Hier à Alger, le Premier ministre, Sifi Ghrieb, a présidé une réunion du gouvernement consacrée à l’examen de dossiers structurants à la croisée des enjeux économiques, énergétiques et environnementaux du pays. Trois points majeurs ont marqué cette séance : la présentation de l’avant-projet de loi de règlement budgétaire pour l’exercice 2023, l’état d’avancement du programme national des énergies renouvelables et le suivi du projet stratégique de transfert d’eau entre Oum El-Bouaghi et Batna, a indiqué un communiqué.
Une nouvelle ère de discipline budgétaire
Conformément à l’article 156 de la Constitution et à la loi organique n°18-15 relative aux lois de finances, le gouvernement a examiné l’avant-projet de loi de règlement budgétaire pour 2023 avant sa soumission au Conseil des ministres.
Cet exercice, souvent perçu comme purement comptable, revêt une portée institutionnelle majeure : il consacre le principe de redevabilité budgétaire et témoigne d’une culture de transparence dans la gestion de la chose publique. En rendant compte devant le Parlement de l’exécution réelle de la loi de finances, le gouvernement affirme sa volonté de soumettre la politique budgétaire à l’évaluation démocratique.
Mais cette loi de règlement budgétaire n’est pas une formalité. Elle est la première à être élaborée sur la base du nouveau cadre du budget-programme, entré en vigueur en 2023. Ce modèle, inspiré des meilleures pratiques internationales, consacre le passage d’une logique de moyens à une logique de résultats. Chaque dinar dépensé est désormais corrélé à un objectif mesurable, chaque programme ministériel a un impact socio-économique précis.
Cette réforme structurelle, attendue depuis plusieurs années, vise à moderniser la gestion publique en liant les dépenses de l’État à des objectifs de performance, d’efficacité et de résultats. Elle s’inscrit dans une démarche de gouvernance responsable et de maîtrise de la dépense publique, conformément aux orientations du président de la République, Abdelmadjid Tebboune.
Énergies renouvelables
Le deuxième point à l’ordre du jour a porté sur la mise en œuvre du programme national de 3.200 mégawatts d’énergies renouvelables, considéré comme un axe central de la transition énergétique. À cette occasion, le gouvernement a réaffirmé sa volonté de faire des énergies renouvelables un levier de souveraineté énergétique et de développement durable, en réduisant la dépendance aux hydrocarbures et en valorisant le potentiel solaire exceptionnel du pays. Des progrès notables ont été enregistrés dans le développement des capacités nationales, notamment dans la fabrication locale d’équipements photovoltaïques et la réalisation d’infrastructures de production. Ce virage stratégique traduit la volonté de l’État de consolider un écosystème industriel intégré, capable de répondre aux besoins internes tout en ouvrant des perspectives d’exportation vers les marchés africains et euro-méditerranéens.
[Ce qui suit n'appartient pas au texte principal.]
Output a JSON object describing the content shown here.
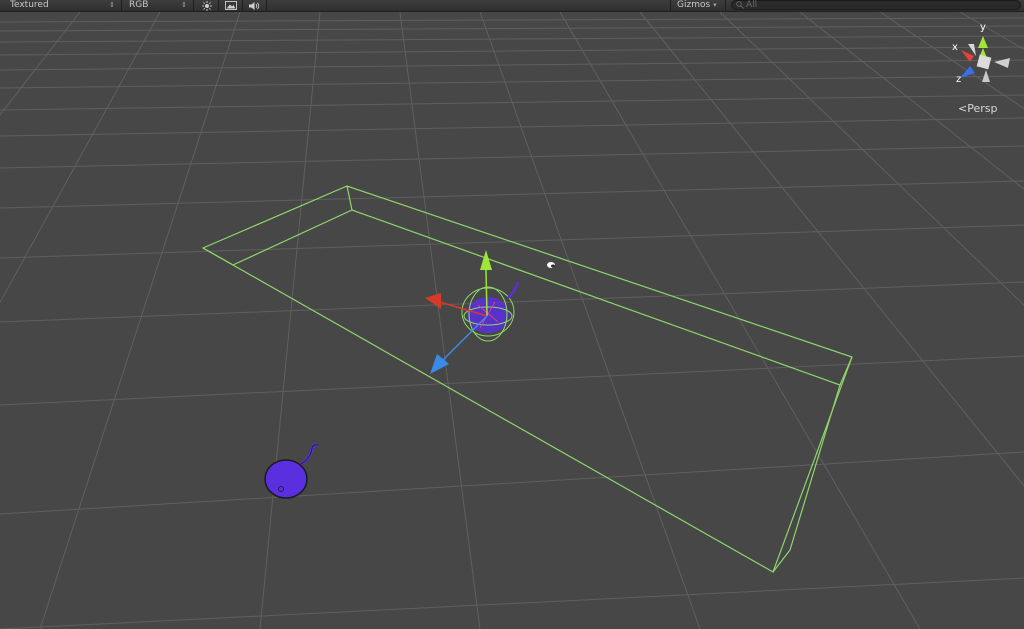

L’eau, enjeu vital et stratégique
Enfin, le gouvernement a passé au peigne fin une communication relative au projet de transfert d’eau d’Aïn Kercha (Oum El-Bouaghi) vers le barrage Koudiet Lamdaouar (Batna). Ce projet s’inscrit dans le cadre du programme national de sécurisation de l’approvisionnement en eau potable des régions touchées par le stress hydrique. Dans un contexte marqué par le changement climatique et la raréfaction des ressources hydriques, cette initiative témoigne de la priorité accordée par l’État à la gestion durable de l’eau et à la résilience des territoires intérieurs.
Le gouvernement entend ainsi garantir une répartition équilibrée des ressources, soutenir la productivité agricole et améliorer la qualité de vie des populations locales. Cette politique s’inscrit dans la continuité du programme national d’approvisionnement en eau potable et de dessalement des eaux marines, déjà en cours dans les régions côtières.
Un cap gouvernemental cohérent
À travers ces trois volets, le gouvernement de Sifi Ghrieb réaffirme la cohérence de sa feuille de route : une gouvernance économique rigoureuse, une souveraineté énergétique consolidée et une politique environnementale proactive. Ces chantiers traduisent la continuité d’une vision nationale fondée sur la rationalisation des dépenses publiques, la diversification économique et la préservation des ressources naturelles, piliers d’une Algérie souveraine, résiliente et tournée vers l’avenir.